MMIO read/write latency

Question about which tools to use, bugs, the best way to implement a function, etc should go here. Don't forget to see if your question is answered in the wiki first! When in doubt post here.
Post Reply
u9012063
Member
Member
Posts: 26
Joined: Mon Jan 23, 2012 5:00 am
Location: Stony Brook University | ITRI

MMIO read/write latency

Post by u9012063 »

Hi,

I found my MMIO read/write latency is unreasonably high. I hope someone could give me some suggestions.

In the Linux kernel space, I wrote a simple program to read a 4 byte value in a PCIe device's BAR0 address. The device is a PCIe Intel 10G NIC and plugged-in at the PCIe x16 bus on my Xeon E5 server. I use rdtsc to measure the time between the beginning of the MMIO read and the end, a code snippet looks like this:

Code: Select all

vaddr = ioremap_nocache(0xf8000000, 128); // addr is the BAR0 of the device
rdtscl(init); 
ret = readl(vaddr); 
rmb(); 
rdtscl(end);
I'm expecting the elapsed time between (end, init) to be less than 1us, after all, the data traversing the PCIe data link should be only a few hundreds of nanoseconds. However, my test results show at lease 5.5use to do a MMIO PCIe device read. I'm wondering whether this is reasonable. I change my code to remote the memory barrier (rmb) , but still get around 5 us latency.

Code: Select all

rdtscl(init); 
end = readl(vaddr); 
rdtscl(end);
This paper mentions about the PCIe latency measurement. Usually it's less than 1us.
http://www.cl.cam.ac.uk/~awm22/.../mill ... ating.pdf‎

Do I need to do any special configuration such as kernel or device to get lower MMIO access latency? or Does anyone has experiences doing this before?

Thanks!
William
User avatar
Owen
Member
Member
Posts: 1700
Joined: Fri Jun 13, 2008 3:21 pm
Location: Cambridge, United Kingdom
Contact:

Re: MMIO read/write latency

Post by Owen »

rdtscp causes a pipeline stall and adds significant overhead. Repeat the read thousands of times in between measurements order to average it out.
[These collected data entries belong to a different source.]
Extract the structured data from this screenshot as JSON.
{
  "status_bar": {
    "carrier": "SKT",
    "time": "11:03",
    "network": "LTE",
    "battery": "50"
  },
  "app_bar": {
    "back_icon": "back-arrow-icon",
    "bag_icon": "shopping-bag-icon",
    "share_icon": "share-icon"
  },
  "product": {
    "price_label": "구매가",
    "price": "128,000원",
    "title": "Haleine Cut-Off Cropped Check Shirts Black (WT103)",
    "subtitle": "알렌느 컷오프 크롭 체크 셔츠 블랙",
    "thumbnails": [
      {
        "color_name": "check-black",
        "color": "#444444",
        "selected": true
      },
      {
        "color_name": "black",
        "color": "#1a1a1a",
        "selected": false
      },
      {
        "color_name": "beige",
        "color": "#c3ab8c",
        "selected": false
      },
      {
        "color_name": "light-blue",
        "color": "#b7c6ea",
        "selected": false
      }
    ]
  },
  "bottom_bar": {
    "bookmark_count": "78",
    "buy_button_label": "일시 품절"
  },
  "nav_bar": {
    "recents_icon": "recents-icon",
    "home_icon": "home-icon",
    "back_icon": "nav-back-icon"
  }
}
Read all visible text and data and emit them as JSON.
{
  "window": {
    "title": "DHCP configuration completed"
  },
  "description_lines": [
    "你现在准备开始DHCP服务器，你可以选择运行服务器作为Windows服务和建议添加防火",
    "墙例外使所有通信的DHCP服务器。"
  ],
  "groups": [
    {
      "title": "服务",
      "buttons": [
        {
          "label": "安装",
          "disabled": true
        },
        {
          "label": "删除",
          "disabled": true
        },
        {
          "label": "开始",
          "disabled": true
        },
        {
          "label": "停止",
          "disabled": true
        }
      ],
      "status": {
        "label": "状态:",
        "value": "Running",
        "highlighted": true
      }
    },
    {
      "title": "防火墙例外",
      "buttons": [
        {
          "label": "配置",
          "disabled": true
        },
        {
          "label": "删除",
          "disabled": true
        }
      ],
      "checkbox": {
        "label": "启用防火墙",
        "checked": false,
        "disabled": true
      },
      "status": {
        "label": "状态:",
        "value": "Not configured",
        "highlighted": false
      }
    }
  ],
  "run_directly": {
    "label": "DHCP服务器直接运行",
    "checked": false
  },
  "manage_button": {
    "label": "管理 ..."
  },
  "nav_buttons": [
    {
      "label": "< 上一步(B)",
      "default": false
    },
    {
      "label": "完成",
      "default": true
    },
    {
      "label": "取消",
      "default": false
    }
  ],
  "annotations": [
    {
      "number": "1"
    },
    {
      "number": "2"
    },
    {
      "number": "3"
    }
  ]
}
Otherwise, yes: uncached reads are slow
u9012063
Member
Member
Posts: 26
Joined: Mon Jan 23, 2012 5:00 am
Location: Stony Brook University | ITRI

Re: MMIO read/write latency

Post by u9012063 »

I did more experiments as below

1 MMIO PCIe read: 4.12 us
10 MMIO PCIe read: 9.72 us
100 MMIO PCIe read: 69 us
1000 MMIO PCIe read: 674 us --> 0.6us per read

Does this mean MMIO can be batched and flush to the device? or it's the overhead of rdtsc so that 1 MMIO PCIe read took so long?

Regards,
William
User avatar
Brendan
Member
Member
Posts: 8561
Joined: Sat Jan 15, 2005 12:00 am
Location: At his keyboard!
Contact:

Re: MMIO read/write latency

Post by Brendan »

Hi,
u9012063 wrote:I did more experiments as below

1 MMIO PCIe read: 4.12 us
10 MMIO PCIe read: 9.72 us
100 MMIO PCIe read: 69 us
1000 MMIO PCIe read: 674 us --> 0.6us per read
If ten reads costs 9.72 us; then you can assume that "overhead plus one read" costs 4.12 us and the remaining nine reads cost a total of 5.6 us or about 0.622 us each. If "overhead plus one read" costs 4.12 us and one read costs 0.622 us, then the overhead is 4.12 - 0.622 = 3.498 us.

Based on this you'd expect 1000 reads to cost 3.398 + 1000*0.622 us; which works out to a total of 625.398 us. This is close enough to what you actually measured.

So, where does the 3.5 us of overhead come from (given that it has nothing to do with the read itself)? My guess is that the first read causes a TLB miss, "rdtscl()" does more than you imagine (e.g. maybe there's function call overheads, the raw result is scaled, etc), there's loop setup costs, etc.

In the same way, I wouldn't assume that "readl();" doesn't add overhead of its own. For example; the actual read might take 0.5 us and you might be spending 0.122 us on function call overhead, parameter sanity checks, etc.
u9012063 wrote:Does this mean MMIO can be batched and flush to the device?
No. It just means you have no idea what you're actually measuring (until/unless you examine the assembly and prevent external factors like TLB misses).


Cheers,

Brendan
For all things; perfection is, and will always remain, impossible to achieve in practice. However; by striving for perfection we create things that are as perfect as practically possible. Let the pursuit of perfection be our guide.
u9012063
Member
Member
Posts: 26
Joined: Mon Jan 23, 2012 5:00 am
Location: Stony Brook University | ITRI

Re: MMIO read/write latency

Post by u9012063 »

Oh I got it! thank you.
Post Reply